6. 本研究の目的
以上のことから,本研究では動画視聴を通して視聴者における配信者への心理的距離の認識について明らかにすることを目的とし,配信者への信頼感と視聴者同士のコミュニティ形成に立脚し検討を行う。以下を仮説として設定する。
仮説1:動画配信サイトにおいては,配信者と視聴者におけるコミュニティが形成されている。
仮説2:配信者とやりとりをしている視聴者の方が配信者への心理的距離が近い。
仮説3:配信者と動画配信における視聴者は配信者のコミュニティへの帰属意識が強い。
仮説4:視聴者が配信者に感じている親近感は,いわば「仮想的親近感」である。
仮説の検討のために配信者とのやりとりと尺度を使用した質問紙調査を行う。
仮説1,3で検討する集団のコミットメントを測定する尺度にAllen & Meyer(1990)を翻訳した高橋(1999)を用いる。この尺度は本来会社への忠誠心や思い入れを測る尺度である。しかし,組織へのコミットという観点を軸にしてアレンジされていることがあり大澤(2017)では,この尺度を取り入れてクラスコミットメント尺度を作成していた。他にも会社への帰属意識を測る尺度を参考に他のコミュニティのコミットメントを作成する例は多く見受けられた。

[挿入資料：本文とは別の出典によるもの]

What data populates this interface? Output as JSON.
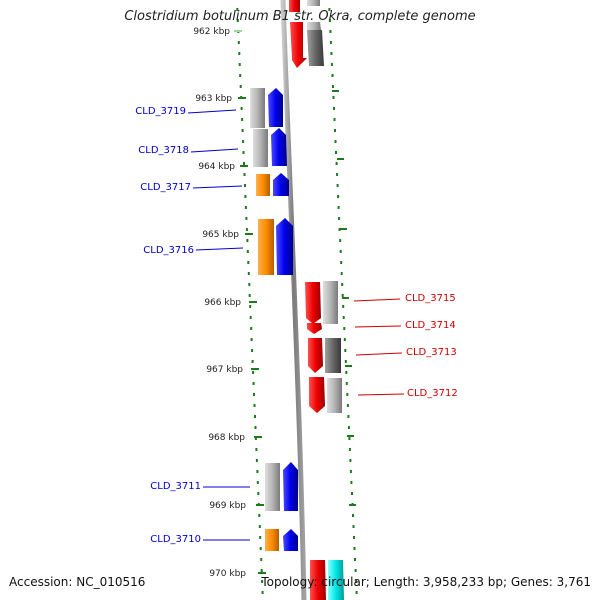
{
  "title": "Clostridium botulinum B1 str. Okra, complete genome",
  "footer": {
    "accession": "Accession: NC_010516",
    "topology": "Topology: circular; Length: 3,958,233 bp; Genes: 3,761"
  },
  "colors": {
    "tick": "#1f7a1f",
    "backbone": "#8c8c8c",
    "left_label": "#0000cc",
    "right_label": "#cc0000",
    "blue": "#0000ee",
    "orange": "#ff8c00",
    "red": "#ee0000",
    "gray": "#a9a9a9",
    "darkgray": "#666666",
    "cyan": "#00e5e5"
  },
  "axis_labels": [
    "962 kbp",
    "963 kbp",
    "964 kbp",
    "965 kbp",
    "966 kbp",
    "967 kbp",
    "968 kbp",
    "969 kbp",
    "970 kbp"
  ],
  "left_genes": [
    {
      "label": "CLD_3719"
    },
    {
      "label": "CLD_3718"
    },
    {
      "label": "CLD_3717"
    },
    {
      "label": "CLD_3716"
    },
    {
      "label": "CLD_3711"
    },
    {
      "label": "CLD_3710"
    }
  ],
  "right_genes": [
    {
      "label": "CLD_3715"
    },
    {
      "label": "CLD_3714"
    },
    {
      "label": "CLD_3713"
    },
    {
      "label": "CLD_3712"
    }
  ]
}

今回対面でのコミュニティに用いる尺度を使用する理由として,前納・岩佐・内田(2012)の同一空間でなくともライブ感覚や同世代の声が電波に乗るシステムによる一体感という対面との疑似的な共通点が挙げられる。ネット上の動画配信は,ラジオほどの公共性がないが,趣味や考えの近い人の声が共有されコメントといったラジオパーソナリティには拾われない声を取り上げられるメディアの1つであるとも言える。そういった動画配信サービスでのコミュニティの特徴を明らかにしていく。
仮説2で検討する視聴者の配信者個人に対する心理的距離を測るために使用する中井(2016)のStudents’ Trust in Schoolmate(以下STS尺度)は,友人関係を測る尺度である。
この尺度を使う理由として,配信者が親友相手にするのと同等の質の自己開示をする点に着目していることが一番に挙げられる。また,コメントを通して直接的にコミュニケーションに双方向性が働いている点にも着目している。
この尺度に加え,やりとりの多さを調べるためにコメントの量やスーパーチャット経験の有無を聞き,群分けをすることで非対面状況でのコミュニケーションの双方向性が親近感にどう影響を与えるか検討を行う。
仮説4を検討するにあたって, 橋(1999)のコミットメント尺度の規範的コミットメントに着目する。水越(2007)によるとネットコミュニティは「制約条件が一旦弱まっている」ため誰もが自由な意思で参加,離脱できるという。つまり規範的コミットメントの項目にある「こうでなければならない」「こうあってはいけない」という対面ではあるべき規範が弱まっていると考えられる。また,離脱の手軽さから継続的コミットメントも弱いと考えられる。そこで今回集団での仮想的親近感については規範的コミットメントと継続的コミットメントの低さに着目する。